Joan Baez Coming Out of Songwriting Retirement Due to Trump

Introduction

In her 2018 live performance of “Donna Donna,” legendary folk icon Joan Baez revisits one of her earliest and most hauntingly beautiful songs—a piece that has followed her since the early 1960s, yet remains just as urgent, poetic, and emotionally stirring today. Performed during her Fare Thee Well tour, this rendition feels like both a farewell and a reaffirmation of everything Baez has stood for: truth, empathy, and the enduring voice of the oppressed.
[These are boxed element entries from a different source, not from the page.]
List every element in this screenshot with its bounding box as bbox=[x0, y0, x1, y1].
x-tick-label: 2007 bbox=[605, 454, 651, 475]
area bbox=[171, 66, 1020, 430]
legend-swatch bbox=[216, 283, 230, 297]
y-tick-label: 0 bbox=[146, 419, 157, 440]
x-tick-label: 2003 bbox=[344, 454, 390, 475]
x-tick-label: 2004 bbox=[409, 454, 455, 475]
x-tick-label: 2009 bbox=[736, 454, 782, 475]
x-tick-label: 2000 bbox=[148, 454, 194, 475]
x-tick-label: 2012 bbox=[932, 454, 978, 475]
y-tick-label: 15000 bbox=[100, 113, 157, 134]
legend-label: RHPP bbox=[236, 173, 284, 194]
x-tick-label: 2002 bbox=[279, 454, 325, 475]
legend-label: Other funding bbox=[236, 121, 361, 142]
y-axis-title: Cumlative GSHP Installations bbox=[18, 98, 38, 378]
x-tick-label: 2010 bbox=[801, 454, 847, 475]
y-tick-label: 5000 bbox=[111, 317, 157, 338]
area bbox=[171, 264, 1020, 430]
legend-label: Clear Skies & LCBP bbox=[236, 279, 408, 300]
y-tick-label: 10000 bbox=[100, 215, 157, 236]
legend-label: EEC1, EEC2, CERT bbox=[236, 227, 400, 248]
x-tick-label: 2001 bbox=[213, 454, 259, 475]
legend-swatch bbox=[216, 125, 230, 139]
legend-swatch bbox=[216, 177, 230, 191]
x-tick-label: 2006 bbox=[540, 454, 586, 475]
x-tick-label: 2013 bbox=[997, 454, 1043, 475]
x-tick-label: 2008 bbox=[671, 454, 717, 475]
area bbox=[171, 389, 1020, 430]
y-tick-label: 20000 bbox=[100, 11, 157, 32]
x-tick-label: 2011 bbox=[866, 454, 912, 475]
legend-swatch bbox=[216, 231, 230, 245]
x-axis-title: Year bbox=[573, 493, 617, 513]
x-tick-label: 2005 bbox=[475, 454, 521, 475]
Originally adapted from a Yiddish theater song by Sholom Secunda and Aaron Zeitlin, and translated into English by Arthur Kevess and Teddi Schwartz, “Donna Donna” tells the symbolic story of a young calf being led to slaughter while a swallow flies freely overhead. The contrast between submission and freedom is laid bare in the refrain:
“Stop complaining,” said the farmer,
“Who told you a calf to be?
Why don’t you have wings to fly with,
Like the swallow so proud and free?”

Baez, with her unmistakable crystalline soprano—now seasoned with age and gravity—sings the song not as a relic, but as a living protest, a parable for those still denied their voice, their dignity, their wings. There’s no theatrics, just presence: one woman, one voice, one guitar, and a truth that still resonates.

Her 2018 performance is imbued with reflective grace. The tone is softer now, more contemplative, but no less piercing. Every word carries the weight of decades spent fighting for justice, and every note seems to hold a memory of the civil rights marches, the Vietnam protests, and the countless times she’s used her platform to speak out.

The stripped-down arrangement—just Joan and her guitar—is a return to form. It reminds us that folk music at its core is about message and emotion, not polish. Her fingers gently pull the strings, and her voice, though weathered, holds its clarity like a lantern in the dark.

“Donna Donna” in 2018 is no longer the voice of youthful defiance—it’s the voice of a wise witness, still urging us to see the difference between flying and following, between living freely and quietly fading away.

For longtime fans, this performance is a circle completed—a powerful reminder of where it all began, and how the heart of Joan Baez has never stopped beating for those still in chains.

“Donna Donna” (Live 2018) is not just a folk song—it is a whispered cry for freedom, still echoing after all these years.